Modeling suggests street lights contribute about 14% to skyglow.

First principles estimate indicates only 2-3% contribution from street lighting.

Abstract

Anthropogenic skyglow dominates views of the natural night sky in most urban settings, and the associated emission of artificial light at night (ALAN) into the environment of cities involves a number of known and suspected negative externalities. One approach to lowering consumption of ALAN in cities is dimming or extinguishing publicly owned outdoor lighting during overnight hours; however, there are few reports in the literature about the efficacy of these programs.

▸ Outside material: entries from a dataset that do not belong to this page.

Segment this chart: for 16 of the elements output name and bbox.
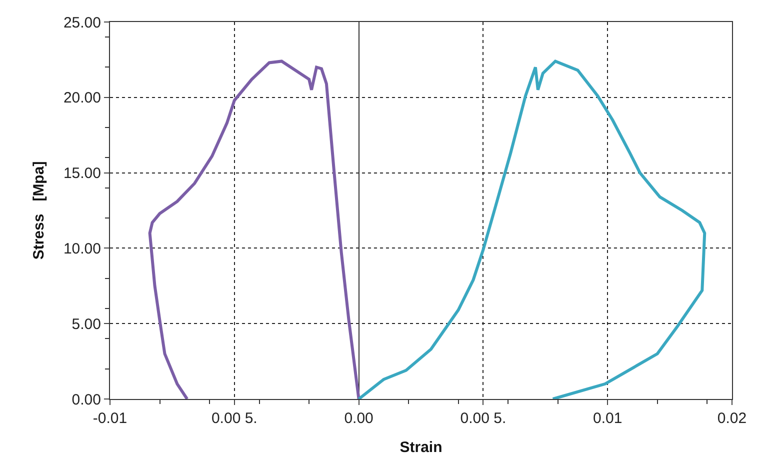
y-tick-label: 15.00 (63, 165, 101, 182)
y-axis-title: Stress [Mpa] (30, 161, 48, 260)
x-tick-label: -0.01 (92, 410, 128, 427)
x-tick-label: 0.01 (593, 410, 622, 427)
x-tick-label: 0.00 5. (211, 410, 258, 427)
x-tick-label: 0.02 (717, 410, 747, 427)
x-tick-label: 0.00 5. (460, 410, 506, 427)
line-series (148, 60, 360, 399)
x-axis-title: Strain (400, 439, 442, 456)
y-tick-label: 5.00 (72, 316, 101, 333)
y-tick-label: 0.00 (72, 391, 101, 408)
y-tick-label: 20.00 (63, 90, 101, 107)
x-tick-label: 0.00 (344, 410, 374, 427)
line-series (357, 60, 706, 399)
y-tick-label: 25.00 (63, 14, 101, 32)
y-tick-label: 10.00 (63, 240, 101, 258)
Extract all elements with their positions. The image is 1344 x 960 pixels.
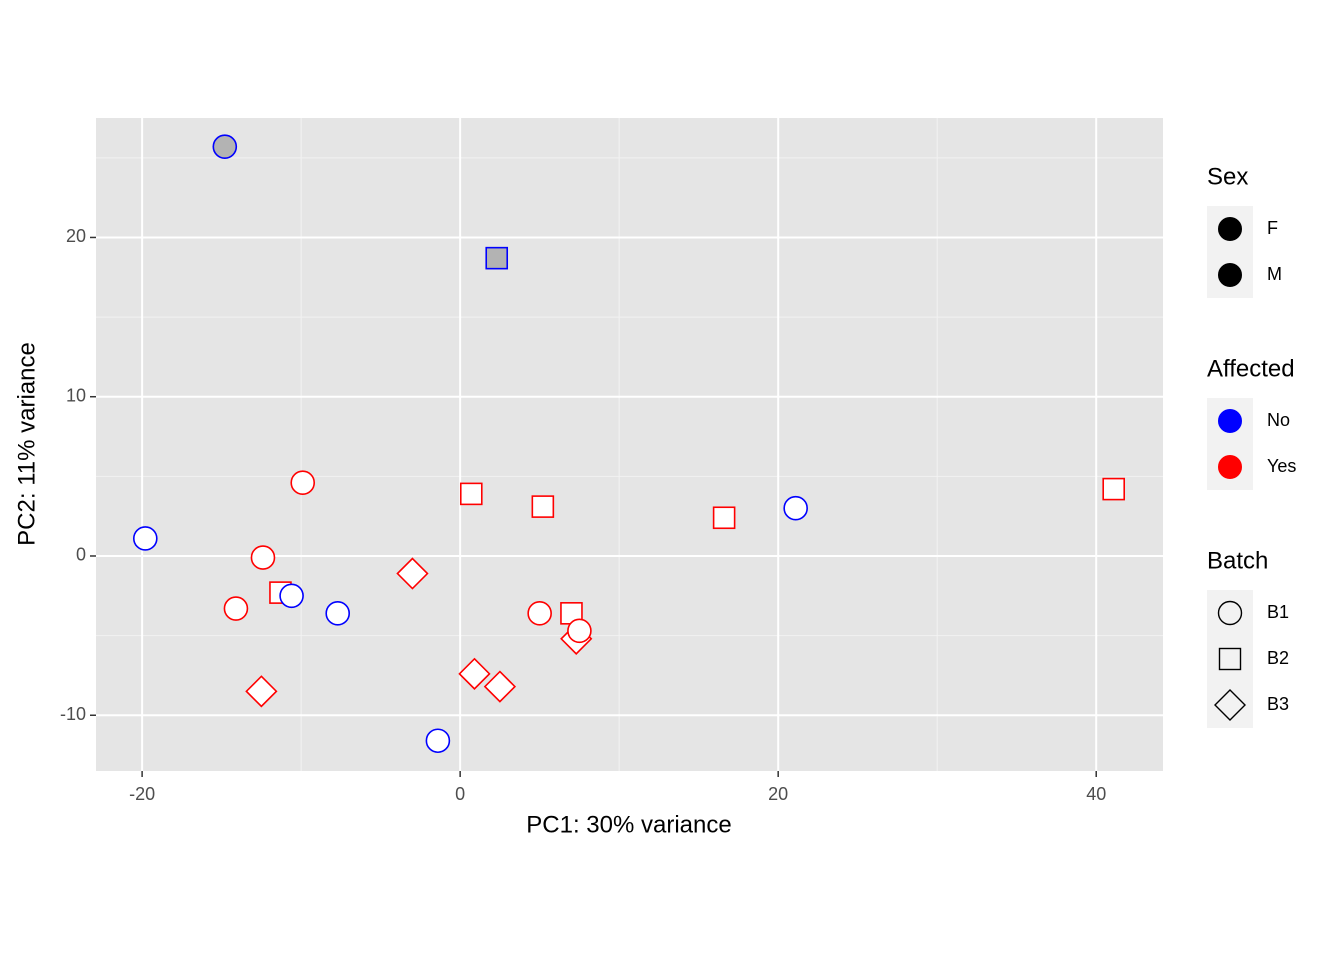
point	[483, 670, 517, 703]
point	[279, 583, 304, 609]
legend-title: Sex	[1207, 163, 1248, 190]
x-axis-title: PC1: 30% variance	[526, 811, 731, 838]
point	[459, 482, 483, 506]
point	[531, 495, 555, 518]
legend-key-bg	[1207, 590, 1253, 728]
point	[325, 601, 351, 626]
y-tick-label: -10	[60, 704, 86, 724]
point	[425, 728, 451, 754]
x-tick-label: 20	[768, 784, 788, 804]
legend-key	[1218, 455, 1242, 479]
y-tick-label: 10	[66, 385, 86, 405]
legend-label: No	[1267, 410, 1290, 430]
point	[250, 545, 276, 570]
legend-key	[1218, 647, 1242, 671]
panel	[96, 118, 1163, 771]
point	[712, 506, 736, 530]
point	[567, 618, 592, 644]
legend-key	[1218, 263, 1242, 287]
point	[290, 470, 316, 496]
legend-label: B2	[1267, 648, 1289, 668]
y-tick-label: 0	[76, 545, 86, 565]
legend-label: Yes	[1267, 456, 1296, 476]
point	[485, 246, 509, 270]
legend-key	[1217, 600, 1243, 626]
legend-label: B3	[1267, 694, 1289, 714]
legend-key	[1214, 689, 1246, 721]
legend-label: F	[1267, 218, 1278, 238]
legend-title: Batch	[1207, 547, 1268, 574]
x-tick-label: 40	[1086, 784, 1106, 804]
point	[132, 526, 158, 551]
y-axis-title: PC2: 11% variance	[13, 342, 40, 546]
point	[223, 596, 249, 621]
legend-key	[1218, 409, 1242, 433]
point	[458, 657, 491, 690]
x-tick-label: 0	[455, 784, 465, 804]
legend-key	[1218, 217, 1242, 241]
point	[212, 134, 238, 159]
legend-title: Affected	[1207, 355, 1295, 382]
y-tick-label: 20	[66, 226, 86, 246]
legend-label: M	[1267, 264, 1282, 284]
point	[783, 495, 808, 521]
point	[527, 601, 552, 626]
point	[1102, 477, 1126, 501]
legend-label: B1	[1267, 602, 1289, 622]
point	[245, 675, 278, 708]
x-tick-label: -20	[129, 784, 155, 804]
point	[396, 557, 429, 590]
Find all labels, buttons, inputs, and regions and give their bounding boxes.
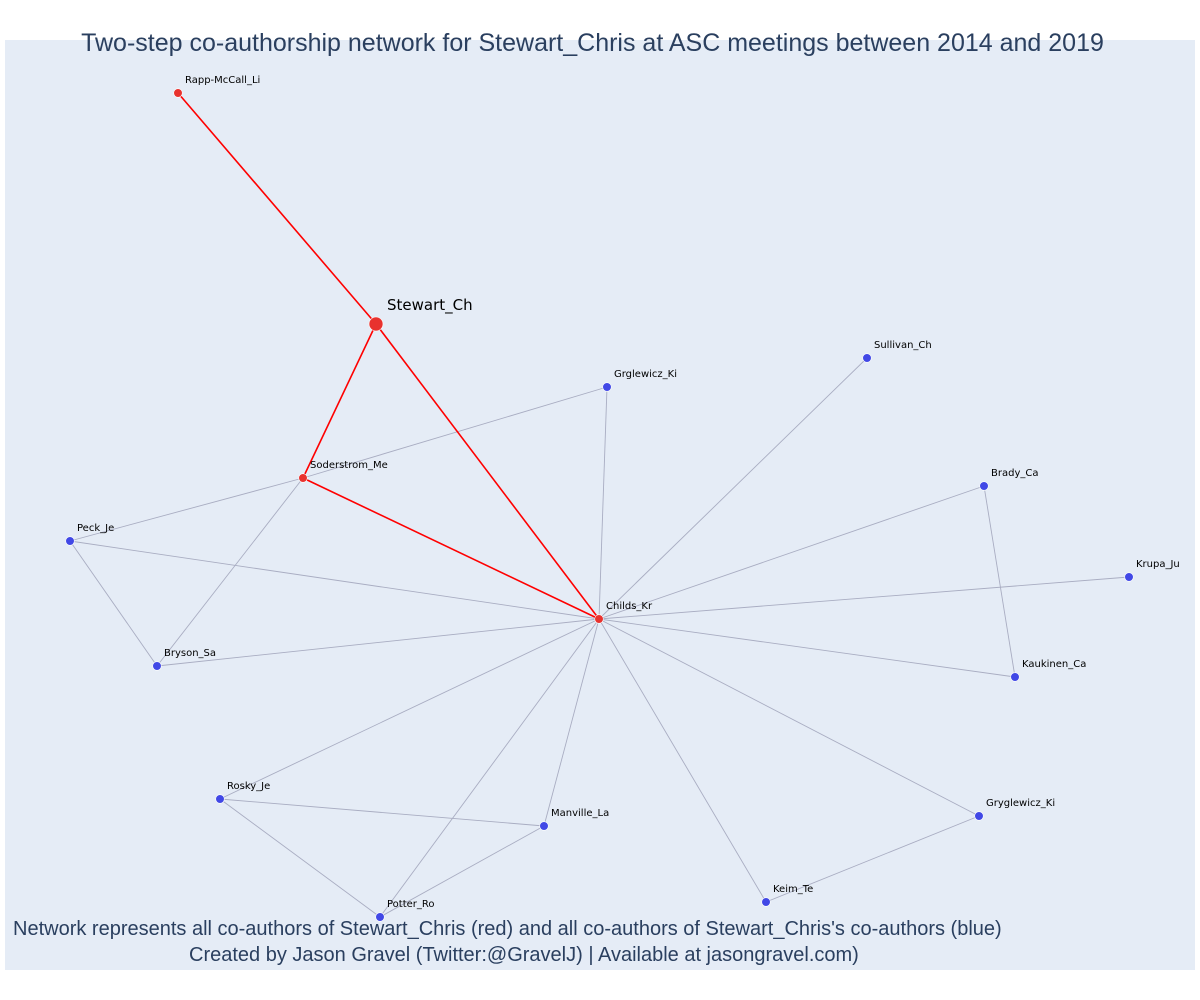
node-label-Childs_Kr: Childs_Kr [606,601,653,612]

Here we report the results of one of the largest municipal lighting dimming experiments to date, involving $\sim$20,000 roadway luminaires owned and operated by the City of Tucson, Arizona, U.S. We analyzed both single-channel and spatially resolved ground-based measurements of broadband night sky radiance obtained during the tests, determining that the zenith sky brightness during the tests decreased by ($-5.4\pm0.9$)% near the city center and ($-3.6\pm0.9$)% at an adjacent suburban location on nights when the output of the street lighting system was dimmed from 90% of its full power draw to 30% after local midnight. Modeling these changes with a radiative transfer code yields results suggesting that street lights account for about ($14\pm1$)% of light emissions resulting in skyglow seen over the city. A separate derivation from first principles implies that street lighting contributes only 2-3% of light seen at the zenith over Tucson. We discuss this inconsistency and suggest routes for future work.